いやいや、落ち着け俺!!デートっても、女装だぞ?スカートだぞ?男の俺がだぞ?頭の中で想像して吐き気が襲ってくる。
「い、嫌だっ!!」
「はーい、拒否権有りませーん。罰ゲームでーす」
「…っ!根津!!」
馬鹿笑いしてる河田と山中は無視して、呆れ顔の根津に助けを求める。
「んー、なんで女装?」
「だって、きぃ可愛いから似合うと思って」
「本人泣きそうじゃん」
「そこも堪らないよね」
「……」
「ね、根津っ!!」
渋谷はニコニコと、根津の小さな抗議もスルーしていく。

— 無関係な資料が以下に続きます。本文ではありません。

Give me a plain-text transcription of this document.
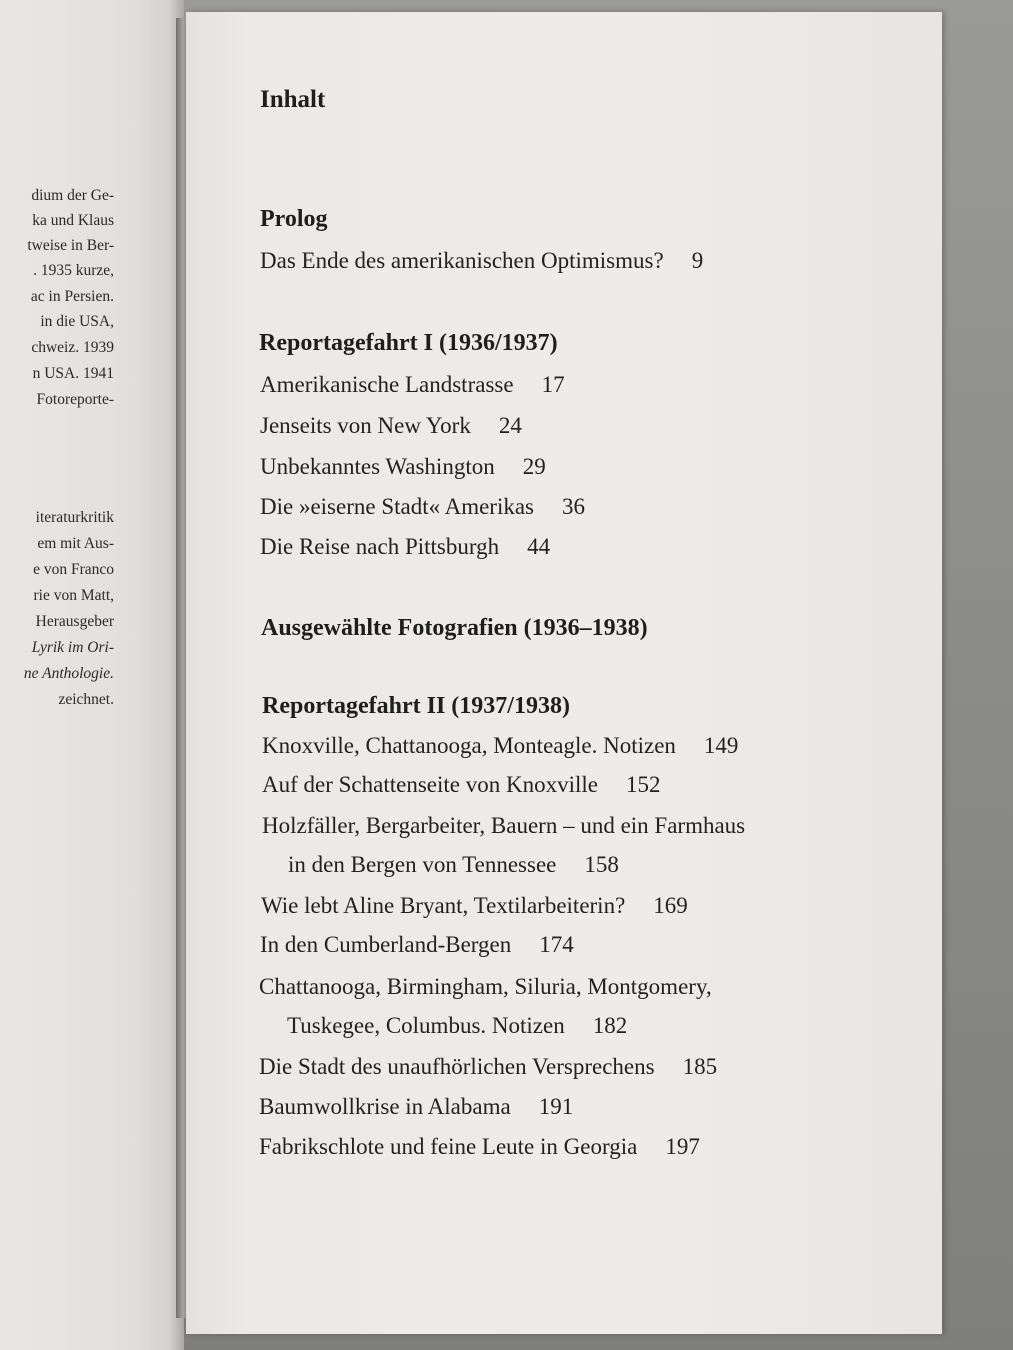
dium der Ge-
ka und Klaus
tweise in Ber-
. 1935 kurze,
ac in Persien.
in die USA,
chweiz. 1939
n USA. 1941
Fotoreporte-
iteraturkritik
em mit Aus-
e von Franco
rie von Matt,
Herausgeber
Lyrik im Ori-
ne Anthologie.
zeichnet.
Inhalt
Prolog
Das Ende des amerikanischen Optimismus? 9
Reportagefahrt I (1936/1937)
Amerikanische Landstrasse 17
Jenseits von New York 24
Unbekanntes Washington 29
Die »eiserne Stadt« Amerikas 36
Die Reise nach Pittsburgh 44
Ausgewählte Fotografien (1936–1938)
Reportagefahrt II (1937/1938)
Knoxville, Chattanooga, Monteagle. Notizen 149
Auf der Schattenseite von Knoxville 152
Holzfäller, Bergarbeiter, Bauern – und ein Farmhaus
in den Bergen von Tennessee 158
Wie lebt Aline Bryant, Textilarbeiterin? 169
In den Cumberland-Bergen 174
Chattanooga, Birmingham, Siluria, Montgomery,
Tuskegee, Columbus. Notizen 182
Die Stadt des unaufhörlichen Versprechens 185
Baumwollkrise in Alabama 191
Fabrikschlote und feine Leute in Georgia 197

俺は根津の腕にしがみついてなんとか頑張ってもらおうとしたら、にゅっと伸びてきた手に腕をつかまれて根津から離された。
「わっ!」
引っ張られて落ち着いた先は、渋谷の腕の中で。触れた体は想像以上に逞しくて体が強ばった。
「きぃは、ほんと根津が好きな」
いつもより低い声が降ってきて、思わず顔を上げると、いつもは意地悪な笑みを浮かべる渋谷の表情に驚く。笑みは浮かべているものの、瞳が笑っていない。
「...渋谷?」
「...ん?なに?」
見間違いかな。いつもの意地悪笑顔の渋谷がそこにいた。
「お着替えしようね、きぃちゃん」
渋谷が優しいって、俺の思い込みなのかもしれない。